2017-2018 | What is the Caloric Cost of the Rat Line?
Woodruff to Speak at VMI Convocation
LEXINGTON, Va., Sept. 1, 2017—Television journalist and traumatic brain injury survivor Bob Woodruff will speak at Virginia Military Institute’s academic convocation, to be held Wednesday, Sept. 6, at 11 a.m. in Cameron Hall.
Woodruff was serving as co-anchor of ABC World News Tonight and reporting from Taji, Iraq, when the vehicle he was riding in was struck by an improvised explosive device (IED). The bomb, impacted with rocks, struck Woodruff on the left side of his head, fracturing his skull and affecting much of the speech and language portions of his brain. Woodruff spent 36 days in a medically induced coma before he could begin a months-long rehabilitation. Eventually, Woodruff was able to return to the world of television news, but no longer in the anchor chair.
Just over a year after his injury, Woodruff returned to ABC News with his first on-air report, To Iraq and Back: Bob Woodruff Reports, which was honored with the prestigious Peabody Award in 2008. Woodruff continues to cover traumatic brain injuries for all ABC News broadcasts and platforms.

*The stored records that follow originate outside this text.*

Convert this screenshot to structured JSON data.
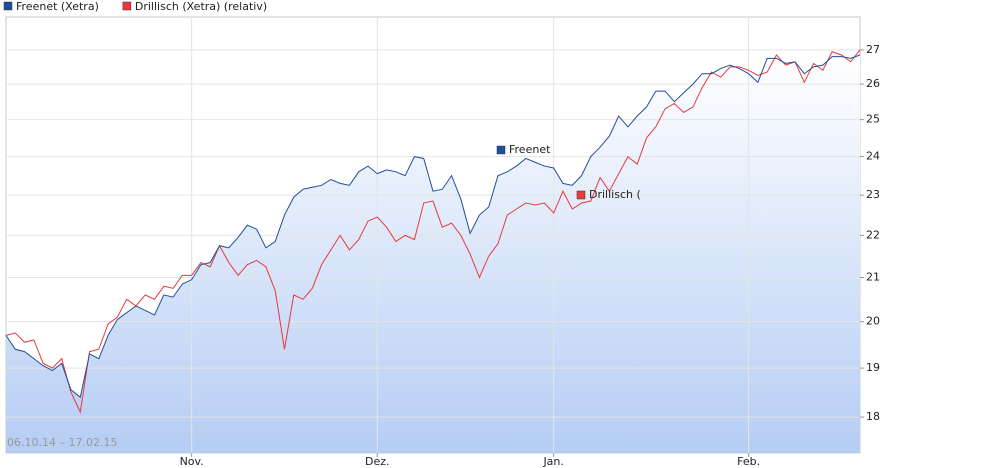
{
  "chart_data": {
    "type": "line",
    "date_range": "06.10.14 – 17.02.15",
    "annotations": [
      "Freenet",
      "Drillisch ("
    ],
    "x": [
      0,
      1,
      2,
      3,
      4,
      5,
      6,
      7,
      8,
      9,
      10,
      11,
      12,
      13,
      14,
      15,
      16,
      17,
      18,
      19,
      20,
      21,
      22,
      23,
      24,
      25,
      26,
      27,
      28,
      29,
      30,
      31,
      32,
      33,
      34,
      35,
      36,
      37,
      38,
      39,
      40,
      41,
      42,
      43,
      44,
      45,
      46,
      47,
      48,
      49,
      50,
      51,
      52,
      53,
      54,
      55,
      56,
      57,
      58,
      59,
      60,
      61,
      62,
      63,
      64,
      65,
      66,
      67,
      68,
      69,
      70,
      71,
      72,
      73,
      74,
      75,
      76,
      77,
      78,
      79,
      80,
      81,
      82,
      83,
      84,
      85,
      86,
      87,
      88,
      89,
      90,
      91,
      92
    ],
    "series": [
      {
        "name": "Freenet (Xetra)",
        "color": "#1f4f9a",
        "values": [
          19.7,
          19.4,
          19.35,
          19.2,
          19.05,
          18.95,
          19.1,
          18.55,
          18.4,
          19.3,
          19.2,
          19.7,
          20.05,
          20.2,
          20.35,
          20.25,
          20.15,
          20.6,
          20.55,
          20.85,
          20.95,
          21.3,
          21.35,
          21.75,
          21.7,
          21.95,
          22.25,
          22.15,
          21.7,
          21.85,
          22.5,
          22.95,
          23.15,
          23.2,
          23.25,
          23.4,
          23.3,
          23.25,
          23.6,
          23.75,
          23.55,
          23.65,
          23.6,
          23.5,
          24.0,
          23.95,
          23.1,
          23.15,
          23.5,
          22.9,
          22.05,
          22.5,
          22.7,
          23.5,
          23.6,
          23.75,
          23.95,
          23.85,
          23.75,
          23.7,
          23.3,
          23.25,
          23.5,
          24.0,
          24.25,
          24.55,
          25.1,
          24.8,
          25.1,
          25.35,
          25.8,
          25.8,
          25.5,
          25.75,
          26.0,
          26.3,
          26.3,
          26.45,
          26.55,
          26.45,
          26.3,
          26.05,
          26.75,
          26.75,
          26.6,
          26.65,
          26.3,
          26.5,
          26.55,
          26.8,
          26.8,
          26.75,
          26.85
        ]
      },
      {
        "name": "Drillisch (Xetra) (relativ)",
        "color": "#e8393d",
        "values": [
          19.7,
          19.75,
          19.55,
          19.6,
          19.1,
          19.0,
          19.2,
          18.5,
          18.1,
          19.35,
          19.4,
          19.95,
          20.1,
          20.5,
          20.35,
          20.6,
          20.5,
          20.8,
          20.75,
          21.05,
          21.05,
          21.35,
          21.25,
          21.75,
          21.35,
          21.05,
          21.3,
          21.4,
          21.25,
          20.7,
          19.4,
          20.6,
          20.5,
          20.75,
          21.3,
          21.65,
          22.0,
          21.65,
          21.9,
          22.35,
          22.45,
          22.2,
          21.85,
          22.0,
          21.9,
          22.8,
          22.85,
          22.2,
          22.3,
          22.0,
          21.55,
          21.0,
          21.5,
          21.8,
          22.5,
          22.65,
          22.8,
          22.75,
          22.8,
          22.55,
          23.1,
          22.65,
          22.8,
          22.85,
          23.45,
          23.1,
          23.55,
          24.0,
          23.8,
          24.5,
          24.8,
          25.3,
          25.45,
          25.2,
          25.35,
          25.9,
          26.35,
          26.2,
          26.5,
          26.5,
          26.4,
          26.25,
          26.35,
          26.85,
          26.55,
          26.65,
          26.05,
          26.6,
          26.4,
          26.95,
          26.85,
          26.65,
          27.0
        ]
      }
    ],
    "xlim": [
      0,
      92
    ],
    "xticks": [
      {
        "value": 20,
        "label": "Nov."
      },
      {
        "value": 40,
        "label": "Dez."
      },
      {
        "value": 59,
        "label": "Jan."
      },
      {
        "value": 80,
        "label": "Feb."
      }
    ],
    "ylim": [
      17.3,
      28
    ],
    "yticks": [
      18,
      19,
      20,
      21,
      22,
      23,
      24,
      25,
      26,
      27
    ],
    "yscale": "log",
    "grid": true,
    "legend": "top-left"
  }
}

He and his wife, Lee, have also chronicled his journey in a best-selling memoir, In an Instant. Thanks to Woodruff’s experiences coming back from a traumatic brain injury, the Woodruff family established the Bob Woodruff Foundation (BWF) to raise money to assist injured service members, veterans, and their families.
In 2014, Woodruff was awarded the third highest honor within the Department of the Army Civilian Awards, the Outstanding Civilian Service Award, for substantial contributions to the U.S. Army community through his work with the Woodruff Foundation.
During his talk at VMI, Woodruff will share his insights on overcoming adversity, even in the face of intense trauma and uncertainty.
A native of Bloomfield Hills, Michigan, Woodruff graduated from Colgate University and went on to earn a law degree from the University of Michigan Law School. In 1989, Woodruff was teaching law in Beijing, China, when CBS News hired him as an on-screen interpreter during the Tiananmen Square protests. That experience prompted him to change careers, and he began working as a correspondent for several local TV stations. Woodruff was hired by ABC in 1996.
Woodruff is the first of two H. B. Johnson, Jr. ’26 Distinguished Speakers coming to VMI during the academic year. On Oct. 30, Laura Ingraham will deliver the keynote speech during VMI’s 8th Annual Leadership Conference “Speaking Truth to Power: Candid & Courageous Civil Discourse.”